La Generalitat se ha visto obligada a poner en marcha todos estos cambios por un problema engendrado en 2013, ejercicio en el que el anterior Gobierno autonómico aprobó el sistema de valoración de inmuebles utilizado hasta ahora para calcular el impuesto de transmisiones que debían pagar los compradores y que, a grandes rasgos, se basa en una serie de coeficientes que se aplican al valor catastral de la vivienda, garaje o trastero adquirido. Sin embargo, el desplome de los precios de la vivienda durante la crisis económica llevó a que buena parte de los compradores adquirieran sus nuevos bienes por importes menores al valor catastral que la Administración utiliza como referencia, por lo que abonaron el citado impuesto de transmisiones en función del importe de la compraventa.

Por esta razón, durante los dos últimos años, la Conselleria de Hacienda ha remitido cerca de 55.000 liquidaciones complementarias al impuesto, es decir, a compradores que abonaron una cuantía inferior a la calculada por la Generalitat. De ellos, algo más de 36.000 contribuyentes aceptaron sin rechistar pagar la diferencia (en total, 54,6 millones de euros), pero otros 18.600 acudieron a los tribunales para recurrir la decisión.
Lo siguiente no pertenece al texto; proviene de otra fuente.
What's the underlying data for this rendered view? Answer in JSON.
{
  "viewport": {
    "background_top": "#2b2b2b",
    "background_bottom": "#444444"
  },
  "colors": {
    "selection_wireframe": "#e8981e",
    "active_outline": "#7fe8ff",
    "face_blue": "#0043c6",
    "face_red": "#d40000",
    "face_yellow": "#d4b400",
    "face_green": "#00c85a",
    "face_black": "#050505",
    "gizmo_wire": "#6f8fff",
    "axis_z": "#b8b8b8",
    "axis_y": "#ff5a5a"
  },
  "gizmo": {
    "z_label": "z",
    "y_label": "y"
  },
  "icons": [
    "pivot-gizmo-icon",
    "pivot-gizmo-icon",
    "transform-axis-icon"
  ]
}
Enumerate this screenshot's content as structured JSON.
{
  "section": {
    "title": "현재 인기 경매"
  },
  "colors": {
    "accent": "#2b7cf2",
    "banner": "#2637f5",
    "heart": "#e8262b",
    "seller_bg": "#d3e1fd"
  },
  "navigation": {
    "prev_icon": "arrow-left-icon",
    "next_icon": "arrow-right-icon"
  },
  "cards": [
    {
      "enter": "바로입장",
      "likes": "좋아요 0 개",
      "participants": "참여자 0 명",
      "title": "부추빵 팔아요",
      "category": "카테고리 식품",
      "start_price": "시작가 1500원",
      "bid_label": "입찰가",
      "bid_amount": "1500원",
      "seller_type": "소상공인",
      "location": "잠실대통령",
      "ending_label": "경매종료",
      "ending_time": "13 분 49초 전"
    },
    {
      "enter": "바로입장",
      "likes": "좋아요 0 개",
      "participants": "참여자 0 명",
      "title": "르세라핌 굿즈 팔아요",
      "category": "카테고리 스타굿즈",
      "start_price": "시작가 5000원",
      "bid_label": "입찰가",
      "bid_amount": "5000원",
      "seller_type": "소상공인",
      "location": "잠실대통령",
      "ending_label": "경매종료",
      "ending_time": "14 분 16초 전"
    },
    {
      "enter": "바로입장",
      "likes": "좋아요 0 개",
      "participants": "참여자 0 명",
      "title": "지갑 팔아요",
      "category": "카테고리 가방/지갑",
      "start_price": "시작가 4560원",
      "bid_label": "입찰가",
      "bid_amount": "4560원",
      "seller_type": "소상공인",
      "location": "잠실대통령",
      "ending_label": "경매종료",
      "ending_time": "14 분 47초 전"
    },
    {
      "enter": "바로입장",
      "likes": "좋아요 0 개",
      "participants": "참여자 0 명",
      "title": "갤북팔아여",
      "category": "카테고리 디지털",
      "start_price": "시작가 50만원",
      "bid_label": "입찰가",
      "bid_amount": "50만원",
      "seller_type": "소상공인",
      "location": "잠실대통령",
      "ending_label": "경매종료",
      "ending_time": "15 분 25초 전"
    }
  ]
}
El Consell les reclamaba más de 68 millones de euros (de media, más de 3.600 euros a cada uno). La primera sentencia al respecto, de la Sala de lo Contencioso Administrativo del Tribunal Superior de Justicia (TSJ), que daba la razón a un contribuyente de Elche al que Hacienda reclamaba 5.000 euros hizo tambalear los cimientos de todo el sistema usado para calcular el impuesto. «La resolución judicial se refiere a un caso concreto pero comportará la previsible estimación en cascada de las miles de liquidaciones recurridas por los ciudadanos y pendientes», advirtieron desde Hacienda.

A partir de ese momento, la actual conselleria decidió paralizar el envío de nuevas liquidaciones complementarias hasta aclarar un conflicto que podía afectar a otro millar de contribuyentes que, si bien todavía no habían interpuesto el recurso, estaban en disposición de hacerlo, por lo que la deuda total pendiente ascendía a 72 millones.

Tras analizar tanto esta sentencia como otras en sentido contrario de otras autonomías como Extremadura, Castilla-La Mancha o Andalucía, y consultarlo con la Abogacía de la Generalitat, el Gobierno autonómico ha decidido elevar el caso al Tribunal Supremo «para que unifique el criterio a seguir en todo el territorio», apuntaron. Pero mientras tanto, el Consell «va a poner en marcha un nuevo modelo para conciliar las exigencias del Tribunal Superior de Justicia».